İlker Başbuğ'a keşke "terör örgütü lideri" denilmeseydi.
Keşke Başbuğ'un davası Ergenekon'la birleşmese, hükümete karşı "kara propaganda" ve "İrtica ile Mücadele Eylem Planı"yla sınırlı kalsaydı. Ama bu hatalı uygulama, onun, Genelkurmay Başkanı'yken bazı yanlışlar yaptığı gerçeğini örtmez. Gerçi Başbuğ döneminde, kara propaganda sitelerinin haberi Taraf'ta çıkar çıkmaz (4 Şubat 2009) mevcut siteler kapatılmıştı; ama yerlerine yenilerinin açılması kararlaştırılmıştı.
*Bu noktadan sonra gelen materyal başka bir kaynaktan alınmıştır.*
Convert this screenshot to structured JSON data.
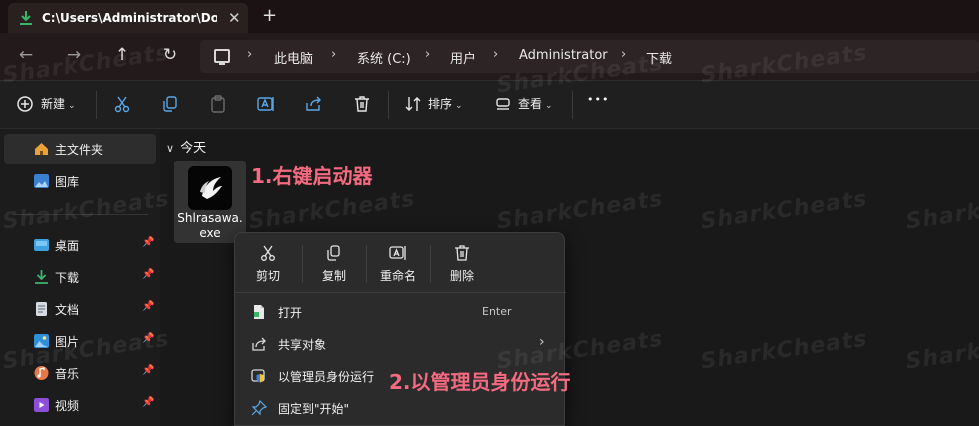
{
  "window": {
    "tab_title": "C:\\Users\\Administrator\\Downl",
    "tab_close": "✕",
    "new_tab": "+"
  },
  "nav": {
    "back": "←",
    "forward": "→",
    "up": "↑",
    "refresh": "↻",
    "separator": "›",
    "breadcrumbs": [
      "此电脑",
      "系统 (C:)",
      "用户",
      "Administrator",
      "下载"
    ]
  },
  "toolbar": {
    "new_label": "新建",
    "sort_label": "排序",
    "view_label": "查看",
    "more": "•••",
    "chevron": "⌄"
  },
  "sidebar": {
    "pin": "📌",
    "items": [
      {
        "label": "主文件夹",
        "active": true
      },
      {
        "label": "图库"
      },
      {
        "label": "桌面",
        "pinned": true
      },
      {
        "label": "下载",
        "pinned": true
      },
      {
        "label": "文档",
        "pinned": true
      },
      {
        "label": "图片",
        "pinned": true
      },
      {
        "label": "音乐",
        "pinned": true
      },
      {
        "label": "视频",
        "pinned": true
      }
    ]
  },
  "content": {
    "group_chevron": "∨",
    "group_label": "今天",
    "file": {
      "name_line1": "Shlrasawa.",
      "name_line2": "exe"
    },
    "annotation_1": "1.右键启动器",
    "annotation_2": "2.以管理员身份运行"
  },
  "context_menu": {
    "quick_actions": [
      "剪切",
      "复制",
      "重命名",
      "删除"
    ],
    "rows": [
      {
        "label": "打开",
        "shortcut": "Enter"
      },
      {
        "label": "共享对象",
        "arrow": "›"
      },
      {
        "label": "以管理员身份运行"
      },
      {
        "label": "固定到\"开始\""
      }
    ]
  },
  "watermark": "SharkCheats",
  "colors": {
    "accent_annotation": "#f46a80",
    "download_green": "#3bb56c",
    "link_blue": "#5aa7e8"
  }
}
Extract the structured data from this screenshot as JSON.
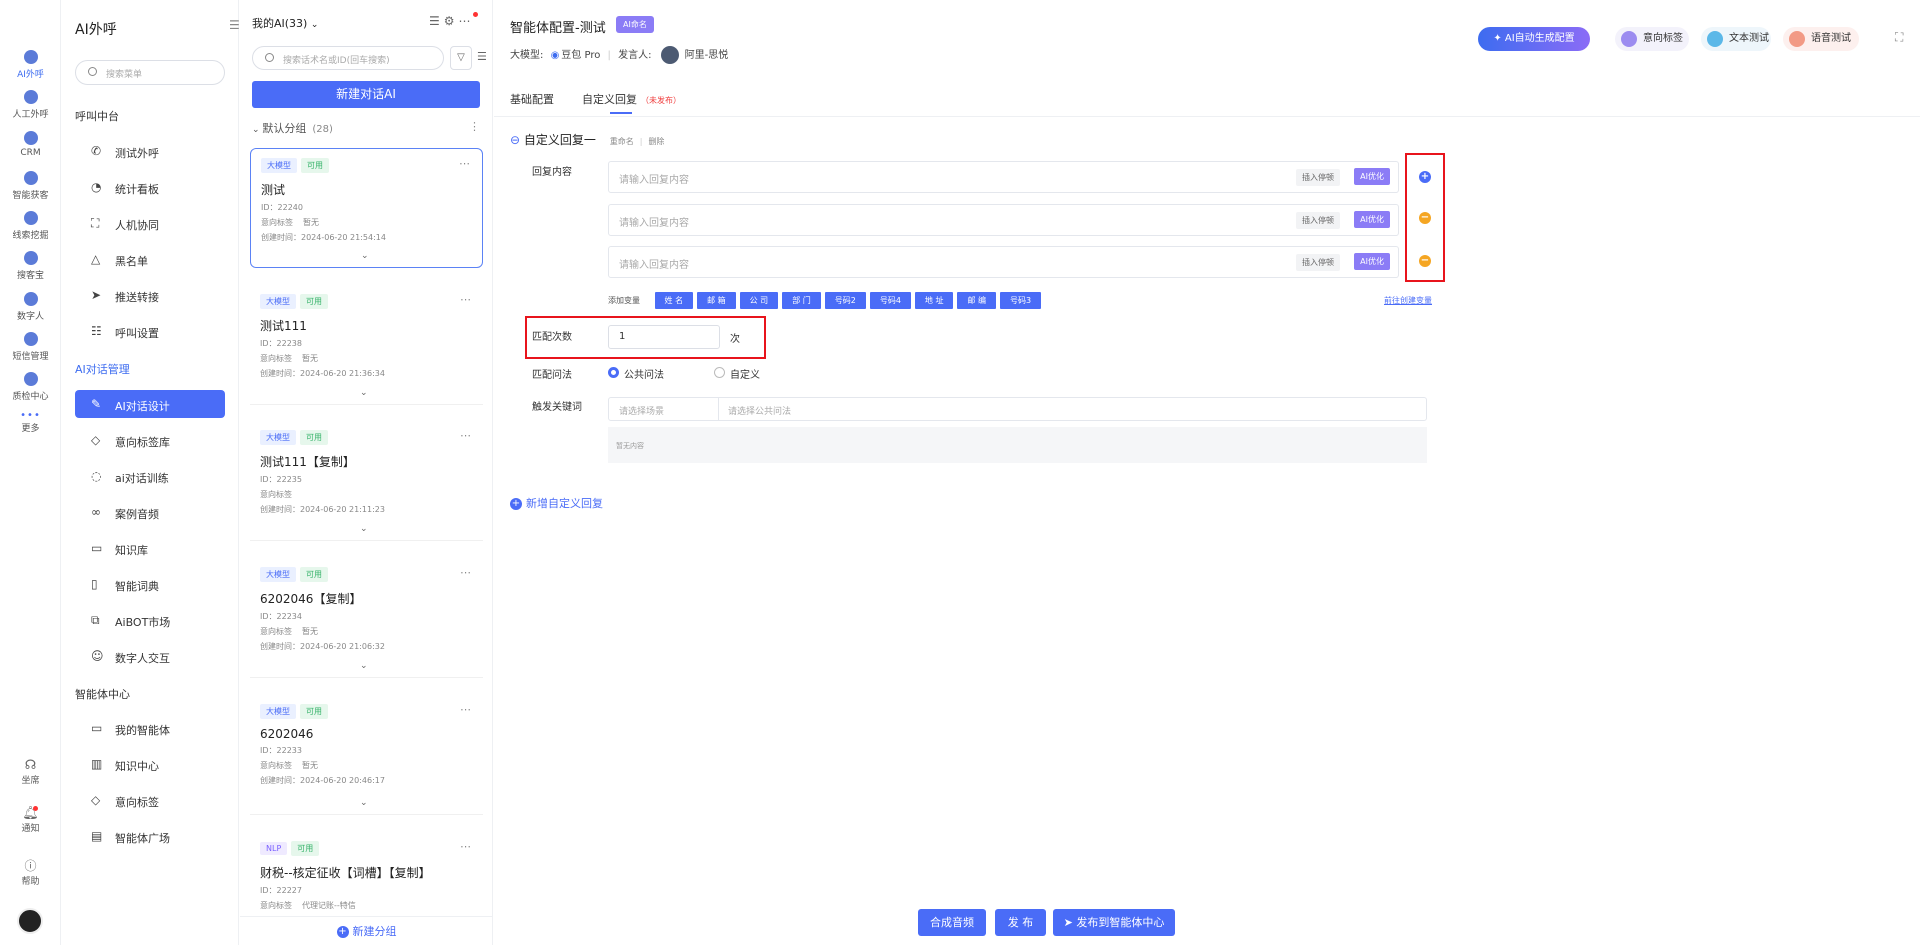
{
  "rail": {
    "items": [
      {
        "label": "AI外呼",
        "icon": "phone-ai-icon"
      },
      {
        "label": "人工外呼",
        "icon": "headset-icon"
      },
      {
        "label": "CRM",
        "icon": "crm-icon"
      },
      {
        "label": "智能获客",
        "icon": "customer-icon"
      },
      {
        "label": "线索挖掘",
        "icon": "clue-icon"
      },
      {
        "label": "搜客宝",
        "icon": "search-customer-icon"
      },
      {
        "label": "数字人",
        "icon": "digital-human-icon"
      },
      {
        "label": "短信管理",
        "icon": "sms-icon"
      },
      {
        "label": "质检中心",
        "icon": "inspection-icon"
      },
      {
        "label": "更多",
        "icon": "more-dots-icon"
      }
    ],
    "bottom": [
      {
        "label": "坐席",
        "icon": "seat-icon"
      },
      {
        "label": "通知",
        "icon": "bell-icon"
      },
      {
        "label": "帮助",
        "icon": "help-icon"
      }
    ]
  },
  "nav": {
    "title": "AI外呼",
    "search_placeholder": "搜索菜单",
    "group1": "呼叫中台",
    "group1_items": [
      "测试外呼",
      "统计看板",
      "人机协同",
      "黑名单",
      "推送转接",
      "呼叫设置"
    ],
    "group2": "AI对话管理",
    "group2_items": [
      "AI对话设计",
      "意向标签库",
      "ai对话训练",
      "案例音频",
      "知识库",
      "智能词典",
      "AiBOT市场",
      "数字人交互"
    ],
    "group3": "智能体中心",
    "group3_items": [
      "我的智能体",
      "知识中心",
      "意向标签",
      "智能体广场"
    ]
  },
  "list": {
    "header": "我的AI(33)",
    "search_placeholder": "搜索话术名或ID(回车搜索)",
    "new_button": "新建对话AI",
    "group_name": "默认分组",
    "group_count": "(28)",
    "footer": "新建分组",
    "cards": [
      {
        "tag1": "大模型",
        "tag2": "可用",
        "name": "测试",
        "id": "ID：22240",
        "intent_label": "意向标签",
        "intent": "暂无",
        "created": "创建时间：2024-06-20 21:54:14"
      },
      {
        "tag1": "大模型",
        "tag2": "可用",
        "name": "测试111",
        "id": "ID：22238",
        "intent_label": "意向标签",
        "intent": "暂无",
        "created": "创建时间：2024-06-20 21:36:34"
      },
      {
        "tag1": "大模型",
        "tag2": "可用",
        "name": "测试111【复制】",
        "id": "ID：22235",
        "intent_label": "意向标签",
        "intent": "",
        "created": "创建时间：2024-06-20 21:11:23"
      },
      {
        "tag1": "大模型",
        "tag2": "可用",
        "name": "6202046【复制】",
        "id": "ID：22234",
        "intent_label": "意向标签",
        "intent": "暂无",
        "created": "创建时间：2024-06-20 21:06:32"
      },
      {
        "tag1": "大模型",
        "tag2": "可用",
        "name": "6202046",
        "id": "ID：22233",
        "intent_label": "意向标签",
        "intent": "暂无",
        "created": "创建时间：2024-06-20 20:46:17"
      },
      {
        "tag1": "NLP",
        "tag2": "可用",
        "name": "财税--核定征收【词槽】【复制】",
        "id": "ID：22227",
        "intent_label": "意向标签",
        "intent": "代理记账--特信",
        "created": ""
      }
    ]
  },
  "main": {
    "title": "智能体配置-测试",
    "name_badge": "AI命名",
    "model_label": "大模型:",
    "model": "豆包 Pro",
    "speaker_label": "发言人:",
    "speaker": "阿里-思悦",
    "ai_gen": "AI自动生成配置",
    "pills": [
      "意向标签",
      "文本测试",
      "语音测试"
    ],
    "tabs": [
      "基础配置",
      "自定义回复"
    ],
    "unpublished": "（未发布）",
    "section_title": "自定义回复一",
    "rename": "重命名",
    "delete": "删除",
    "reply_label": "回复内容",
    "reply_placeholder": "请输入回复内容",
    "insert_pause": "插入停顿",
    "ai_optimize": "AI优化",
    "add_var_label": "添加变量",
    "vars": [
      "姓 名",
      "邮 箱",
      "公 司",
      "部 门",
      "号码2",
      "号码4",
      "地 址",
      "邮 编",
      "号码3"
    ],
    "jump_link": "前往创建变量",
    "match_count_label": "匹配次数",
    "match_count_value": "1",
    "match_count_unit": "次",
    "match_q_label": "匹配问法",
    "radio_public": "公共问法",
    "radio_custom": "自定义",
    "trigger_label": "触发关键词",
    "scene_placeholder": "请选择场景",
    "public_q_placeholder": "请选择公共问法",
    "empty_text": "暂无内容",
    "add_custom": "新增自定义回复",
    "btn_audio": "合成音频",
    "btn_publish": "发 布",
    "btn_publish_center": "发布到智能体中心"
  }
}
Henüz, o 4 site faaliyete geçmemişti. Başbuğ'a faaliyete geçmeyen sitelerden hesap soruluyor.
Buna mukabil, Yaşar Büyükanıt'ın Genelkurmay Başkanlığı döneminde, bazı sitelerin AK Parti'yi karalama hususunda hayli faal olduğunu biliyoruz.
Bahçeli'nin Öcalan'a misilleme kabilinden Başbuğ'u ziyaret etmesi, hoş kaçmadı. "Bu iktidar, kahraman askerlerimizi hapishanede tutarken, bebek katilini cezaevinden çıkarmaya hazırlanıyor" mesajı verilmek isteniyorsa, bunun da Türkiye'ye bir faydası yok. Ama hep birlikte şunu sorabiliriz: "Neden Yaşar Büyükanıt hesap vermiyor?"
Yoksa "Dolmabahçe mutabakatı" yargıyı da mı bağlıyor?